Use this label only when a low probability of a false match is confused with a low probability that a matched person is innocent. If the real problem is that someone assumes that because something could happen, it is therefore likely or inevitable that it will happen, the better label is Appeal to probability.

Often confused with

These near neighbors are easy to mix up, so use the comparison to see the exact difference.

Comparison

Appeal to probability

Why people mix them up: Both often look like mathematical mistakes at first glance.

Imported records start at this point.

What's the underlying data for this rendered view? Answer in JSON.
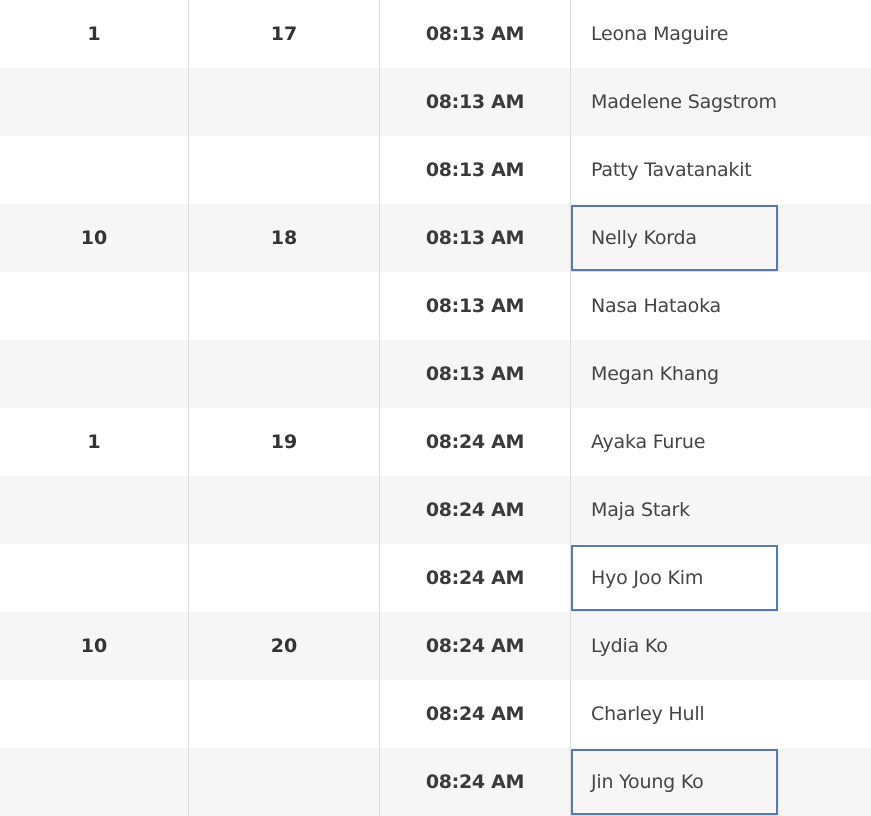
{
  "rows": [
    {
      "tee": "1",
      "group": "17",
      "time": "08:13 AM",
      "player": "Leona Maguire"
    },
    {
      "tee": "",
      "group": "",
      "time": "08:13 AM",
      "player": "Madelene Sagstrom"
    },
    {
      "tee": "",
      "group": "",
      "time": "08:13 AM",
      "player": "Patty Tavatanakit"
    },
    {
      "tee": "10",
      "group": "18",
      "time": "08:13 AM",
      "player": "Nelly Korda"
    },
    {
      "tee": "",
      "group": "",
      "time": "08:13 AM",
      "player": "Nasa Hataoka"
    },
    {
      "tee": "",
      "group": "",
      "time": "08:13 AM",
      "player": "Megan Khang"
    },
    {
      "tee": "1",
      "group": "19",
      "time": "08:24 AM",
      "player": "Ayaka Furue"
    },
    {
      "tee": "",
      "group": "",
      "time": "08:24 AM",
      "player": "Maja Stark"
    },
    {
      "tee": "",
      "group": "",
      "time": "08:24 AM",
      "player": "Hyo Joo Kim"
    },
    {
      "tee": "10",
      "group": "20",
      "time": "08:24 AM",
      "player": "Lydia Ko"
    },
    {
      "tee": "",
      "group": "",
      "time": "08:24 AM",
      "player": "Charley Hull"
    },
    {
      "tee": "",
      "group": "",
      "time": "08:24 AM",
      "player": "Jin Young Ko"
    }
  ],
  "highlighted_players": [
    "Nelly Korda",
    "Hyo Joo Kim",
    "Jin Young Ko"
  ],
  "colors": {
    "row_alt_background": "#f6f6f6",
    "divider": "#dddddd",
    "highlight_border": "#5a7aa8",
    "text": "#333333"
  }
}
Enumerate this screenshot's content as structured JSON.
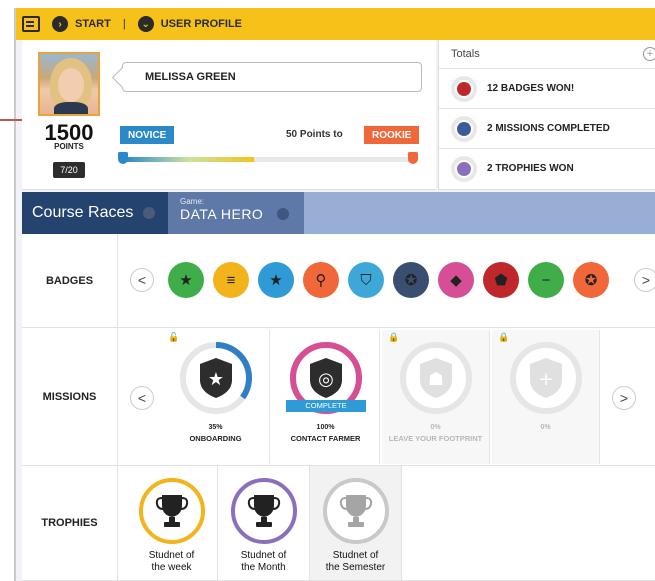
{
  "topbar": {
    "start_label": "START",
    "separator": "|",
    "profile_label": "USER PROFILE"
  },
  "profile": {
    "name": "MELISSA GREEN",
    "points": "1500",
    "points_label": "POINTS",
    "level": "7/20",
    "current_rank": "NOVICE",
    "points_to_text": "50 Points to",
    "next_rank": "ROOKIE",
    "progress_fraction": 0.45
  },
  "totals": {
    "title": "Totals",
    "plus_label": "+",
    "items": [
      {
        "label": "12 BADGES WON!",
        "ring": "#e8e8e8",
        "inner": "#c0272d"
      },
      {
        "label": "2 MISSIONS COMPLETED",
        "ring": "#e8e8e8",
        "inner": "#3c5b9a"
      },
      {
        "label": "2 TROPHIES WON",
        "ring": "#e8e8e8",
        "inner": "#8a6fbf"
      }
    ]
  },
  "course": {
    "tab_label": "Course Races",
    "game_caption": "Game:",
    "game_name": "DATA HERO"
  },
  "badges": {
    "label": "BADGES",
    "prev": "<",
    "next": ">",
    "items": [
      {
        "icon": "star-badge-icon",
        "color": "#3fae49",
        "glyph": "★"
      },
      {
        "icon": "stripes-badge-icon",
        "color": "#f2b31b",
        "glyph": "≡"
      },
      {
        "icon": "star-badge-icon",
        "color": "#2f9bd6",
        "glyph": "★"
      },
      {
        "icon": "magnifier-badge-icon",
        "color": "#f0673a",
        "glyph": "⚲"
      },
      {
        "icon": "lock-badge-icon",
        "color": "#3da8d8",
        "glyph": "⛉"
      },
      {
        "icon": "award-badge-icon",
        "color": "#3a4f70",
        "glyph": "✪"
      },
      {
        "icon": "tag-badge-icon",
        "color": "#d64f94",
        "glyph": "◆"
      },
      {
        "icon": "shield-badge-icon",
        "color": "#c0272d",
        "glyph": "⬟"
      },
      {
        "icon": "minus-badge-icon",
        "color": "#3fae49",
        "glyph": "−"
      },
      {
        "icon": "star-badge-icon",
        "color": "#f0673a",
        "glyph": "✪"
      }
    ]
  },
  "missions": {
    "label": "MISSIONS",
    "prev": "<",
    "next": ">",
    "items": [
      {
        "percent": "35%",
        "name": "ONBOARDING",
        "progress": 0.35,
        "locked": false,
        "complete": false,
        "ring_color": "#2f7fc4",
        "icon": "star-shield-icon",
        "glyph": "★"
      },
      {
        "percent": "100%",
        "name": "CONTACT FARMER",
        "progress": 1.0,
        "locked": false,
        "complete": true,
        "complete_label": "COMPLETE",
        "ring_color": "#d64f94",
        "icon": "fingerprint-shield-icon",
        "glyph": "◎"
      },
      {
        "percent": "0%",
        "name": "LEAVE YOUR FOOTPRINT",
        "progress": 0,
        "locked": true,
        "complete": false,
        "ring_color": "#cccccc",
        "icon": "footprint-icon",
        "glyph": "☗"
      },
      {
        "percent": "0%",
        "name": "",
        "progress": 0,
        "locked": true,
        "complete": false,
        "ring_color": "#cccccc",
        "icon": "plus-shield-icon",
        "glyph": "+"
      }
    ]
  },
  "trophies": {
    "label": "TROPHIES",
    "items": [
      {
        "line1": "Studnet of",
        "line2": "the week",
        "ring": "#f2b31b",
        "glyph_color": "#222"
      },
      {
        "line1": "Studnet of",
        "line2": "the Month",
        "ring": "#8a6fbf",
        "glyph_color": "#222"
      },
      {
        "line1": "Studnet of",
        "line2": "the Semester",
        "ring": "#c9c9c9",
        "glyph_color": "#a5a5a5"
      }
    ]
  }
}
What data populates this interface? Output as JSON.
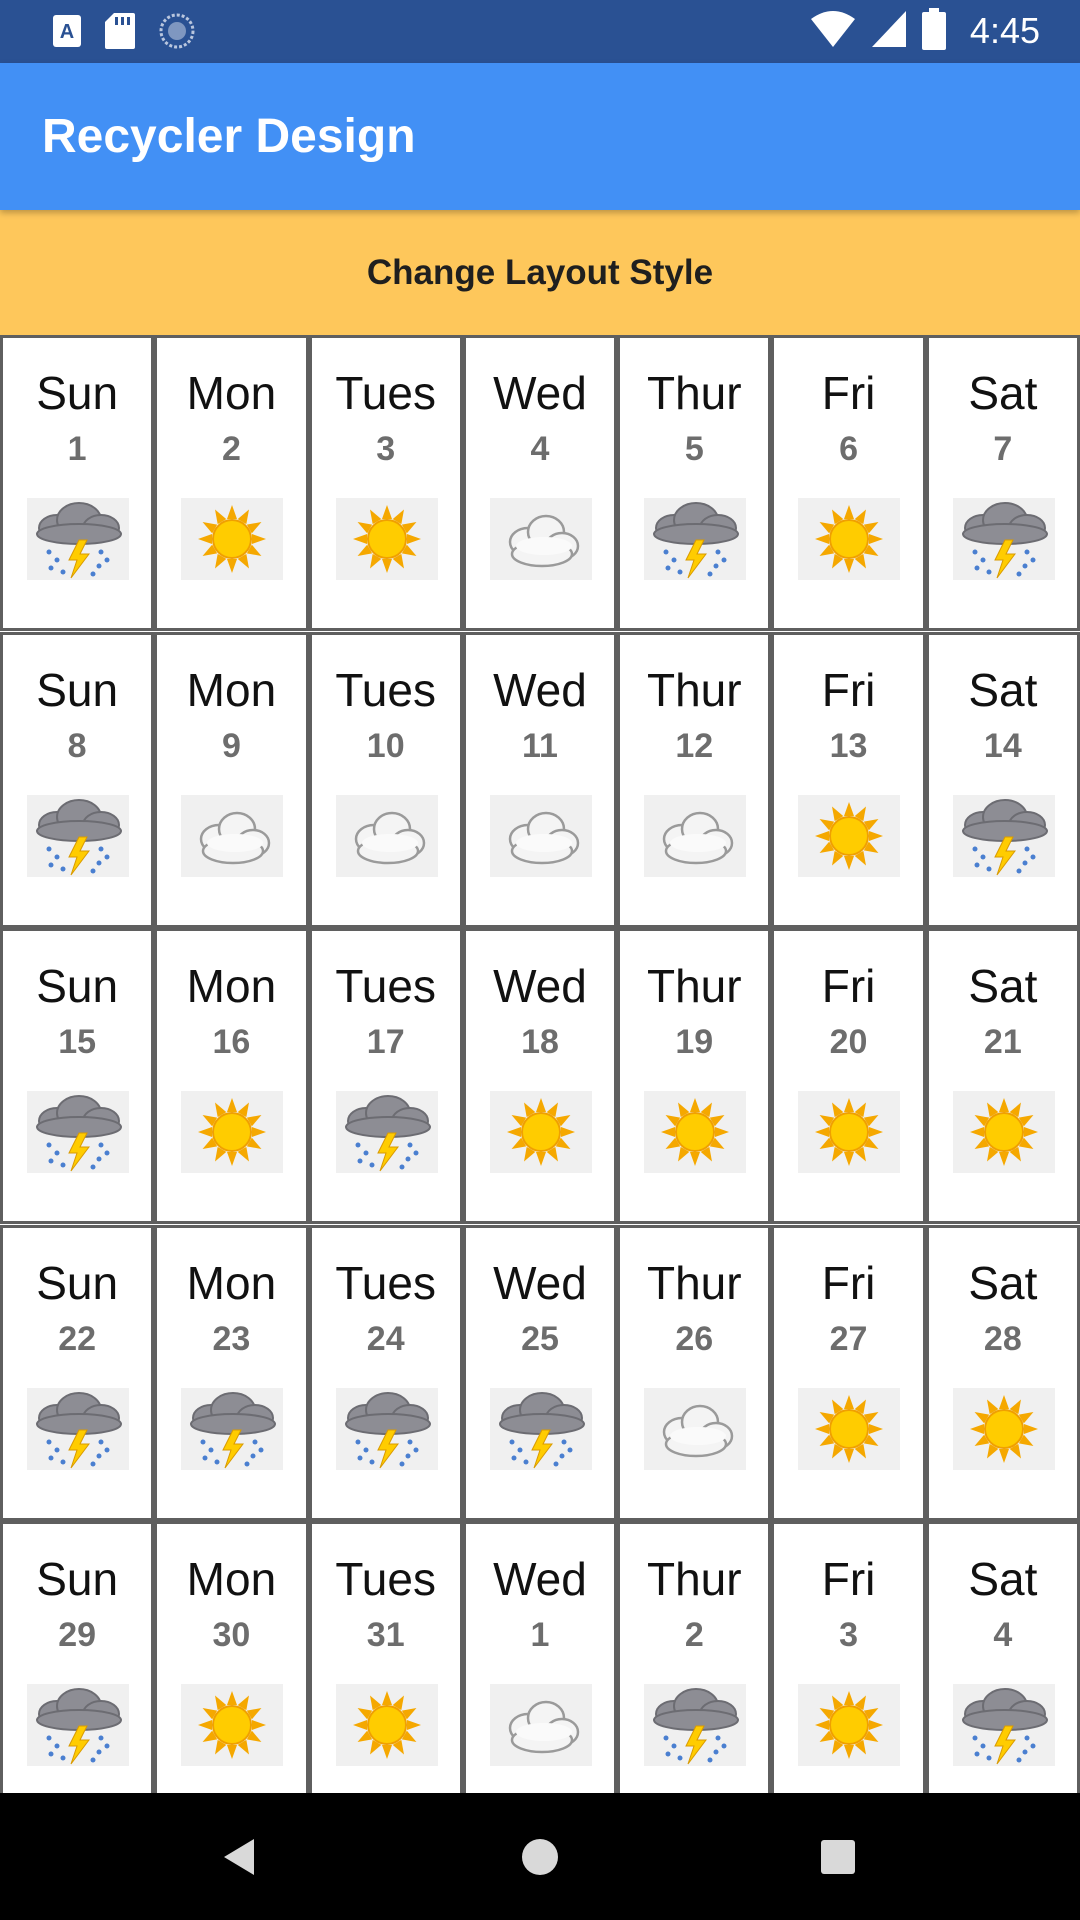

Exact difference: Prosecutor's fallacy happens when a low probability of a false match is confused with a low probability that a matched person is innocent. Appeal to probability happens when someone assumes that because something could happen, it is therefore likely or inevitable that it will happen.

Quick split: What numbers, rates, or probabilities are being ignored or mishandled? Then compare it with What numbers, rates, or probabilities are being ignored or mishandled?

Comparison

Base rate fallacy

Why people mix them up: Both often look like mathematical mistakes at first glance.

Exact difference: Prosecutor's fallacy happens when a low probability of a false match is confused with a low probability that a matched person is innocent. Base rate fallacy happens when someone judges how likely a case is by focusing on vivid case-specific evidence while ignoring the underlying frequency of the thing in question.

Quick split: What numbers, rates, or probabilities are being ignored or mishandled? Then compare it with What numbers, rates, or probabilities are being ignored or mishandled?

Practice And Repair

Extra teaching tools that show why the fallacy is persuasive, what to look for, and how to correct it.

Why it matters

Why this mistake matters

Prosecutor's fallacy threatens rationality because a low probability of a false match is confused with a low probability that a matched person is innocent.

Main reasoning problem

A low probability of a false match is confused with a low probability that a matched person is innocent.

Why this kind of mistake matters

It makes quantities, probabilities, rates, or samples push confidence farther than the math permits.

Check yourself

The assessment area now uses mixed 10-question sets, so the fallacy is not announced in the title before the quiz begins.

What the assessment does

You will work through a mixed set of fallacy-identification questions. Focused links from a fallacy page will quietly include this fallacy among nearby look-alikes without announcing the answer in the page title.

Questions to ask

Use these category-based prompts to audit similar arguments.

Prompt 1

What numbers, rates, or probabilities are being ignored or mishandled?

Case studies

Each case study explains why the example fits the fallacy and links back to its source whenever source information is available.

Crime and security debates often overstate the force of DNA, face-recognition, or screening matches by ignoring how many non-matching people were also in the pool. The fallacy here is Prosecutor's fallacy: a low probability of a false match is confused with a low probability that a matched person is innocent. That matters here because the missing piece is the base rate. A better analysis would remember that even a very accurate test can generate many false matches when the target condition is rare.

A similar mistake appears whenever a diagnostic tool's false-positive rate is treated as if it directly gave the chance that any one flagged person is guilty, sick, or dangerous. The fallacy here is Prosecutor's fallacy: a low probability of a false match is confused with a low probability that a matched person is innocent. That matters here because the missing piece is the base rate. A better analysis would remember that even a very accurate test can generate many false matches when the target condition is rare.

Related fallacies

Nearby entries chosen by shared categories and family resemblance.